As an investigation for utilization of ascidian tunic carotenoids as a food color additives, we attempted to collect the volatile thermal degradation compounds from ascidian tunic carotenoids. Oxygenate volatile compounds were extracted by simultaneous distillation and extraction/concentration apparatus and analyzed by gas chromatography and mass spectrometery. Total 63 compounds were identified and some of them were caused by thermal degradation.

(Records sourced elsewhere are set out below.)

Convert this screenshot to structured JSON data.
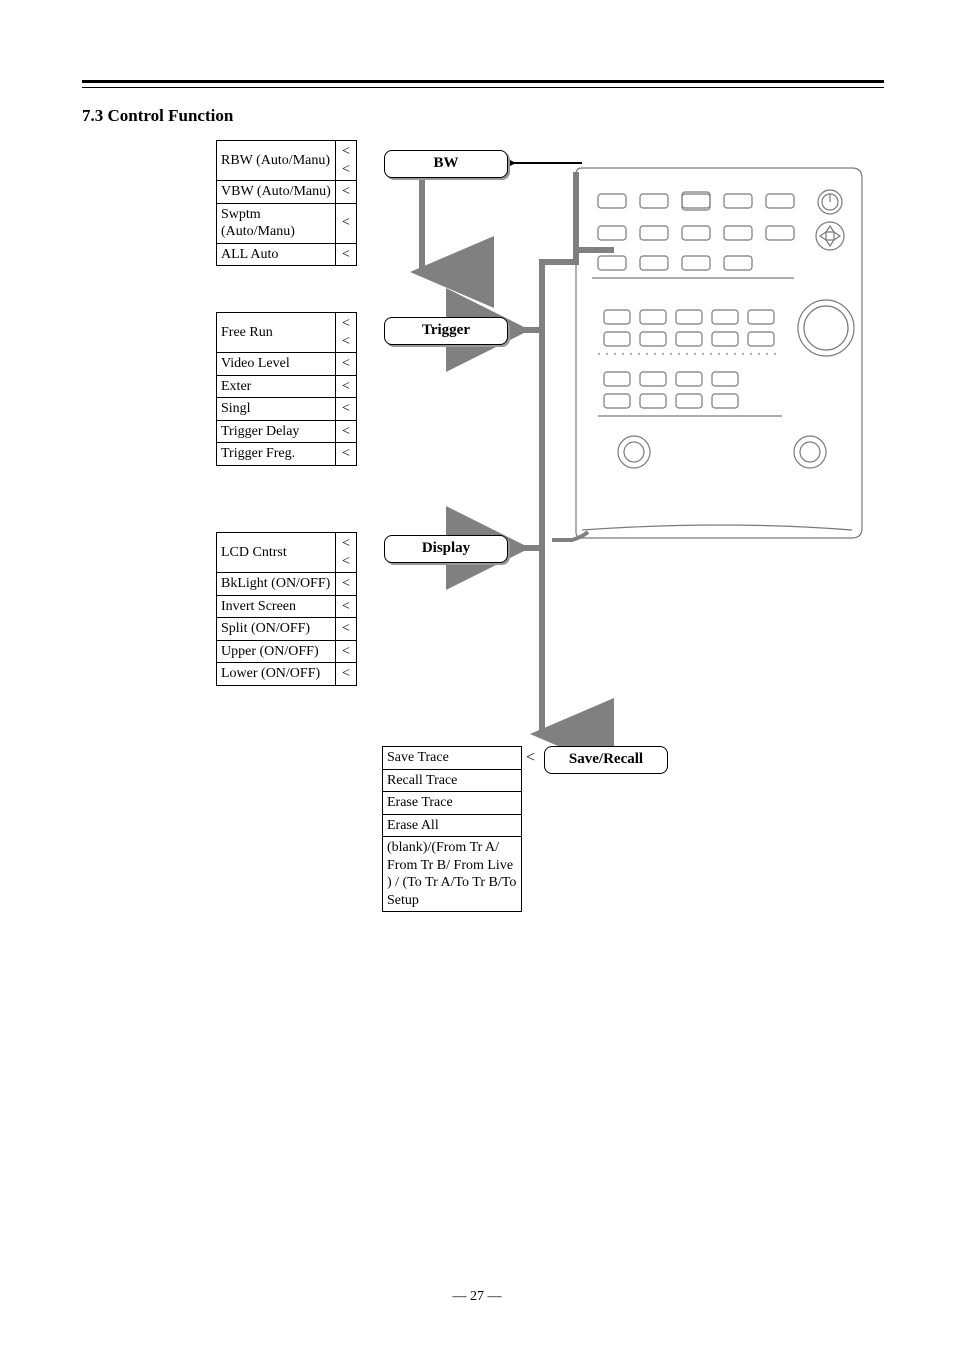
{
  "heading": "7.3 Control Function",
  "bw": {
    "label": "BW",
    "items": [
      {
        "text": "RBW (Auto/Manu)",
        "arr": "< <"
      },
      {
        "text": "VBW (Auto/Manu)",
        "arr": "<"
      },
      {
        "text": "Swptm (Auto/Manu)",
        "arr": "<"
      },
      {
        "text": "ALL Auto",
        "arr": "<"
      }
    ]
  },
  "trigger": {
    "label": "Trigger",
    "items": [
      {
        "text": "Free Run",
        "arr": "< <"
      },
      {
        "text": "Video Level",
        "arr": "<"
      },
      {
        "text": "Exter",
        "arr": "<"
      },
      {
        "text": "Singl",
        "arr": "<"
      },
      {
        "text": "Trigger Delay",
        "arr": "<"
      },
      {
        "text": "Trigger Freg.",
        "arr": "<"
      }
    ]
  },
  "display": {
    "label": "Display",
    "items": [
      {
        "text": "LCD Cntrst",
        "arr": "< <"
      },
      {
        "text": "BkLight (ON/OFF)",
        "arr": "<"
      },
      {
        "text": "Invert Screen",
        "arr": "<"
      },
      {
        "text": "Split (ON/OFF)",
        "arr": "<"
      },
      {
        "text": "Upper (ON/OFF)",
        "arr": "<"
      },
      {
        "text": "Lower (ON/OFF)",
        "arr": "<"
      }
    ]
  },
  "save_recall": {
    "label": "Save/Recall",
    "first_arr": "<",
    "items": [
      {
        "text": "Save Trace"
      },
      {
        "text": "Recall Trace"
      },
      {
        "text": "Erase Trace"
      },
      {
        "text": "Erase All"
      },
      {
        "text": "(blank)/(From Tr A/ From Tr B/ From Live ) / (To Tr A/To Tr B/To Setup"
      }
    ]
  },
  "page_number": "27"
}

They included 1,3,5-trimethylbenzene, 3,5,5-trimethyl-3-cyclohexen-1-ol, 3,5,5-trimethyl-3-cyclohexen-1-one, 1,1,2,3-tetramethyl-2-cyclohexen-5-ol, 1,1,2,3-tetramethyl-2-cyclohexen-5-one, 2,3,4,4-tetramethyl-6-hydroxy-2-cyclohexene-1-one, 1,2,3,8-tetrahydro-3,3,6-trimethyl-1-naphtol, dihydroacetinidolide, ${\beta}-ionone$, 2-(1,1,5-trimethyl-3-hydroxy-5-cyclohexen-6-yl)-1-tolylethene, 2,6-dimethyl-8-(1,1,5-trimethyl-3-hydroxy-5-cyclohexen-6-yl)-1,3,5-octatriene-7-yne. Proposed mechanism of formation of some compounds as thermal degradation products of ascidian tunic carotenoids are provided.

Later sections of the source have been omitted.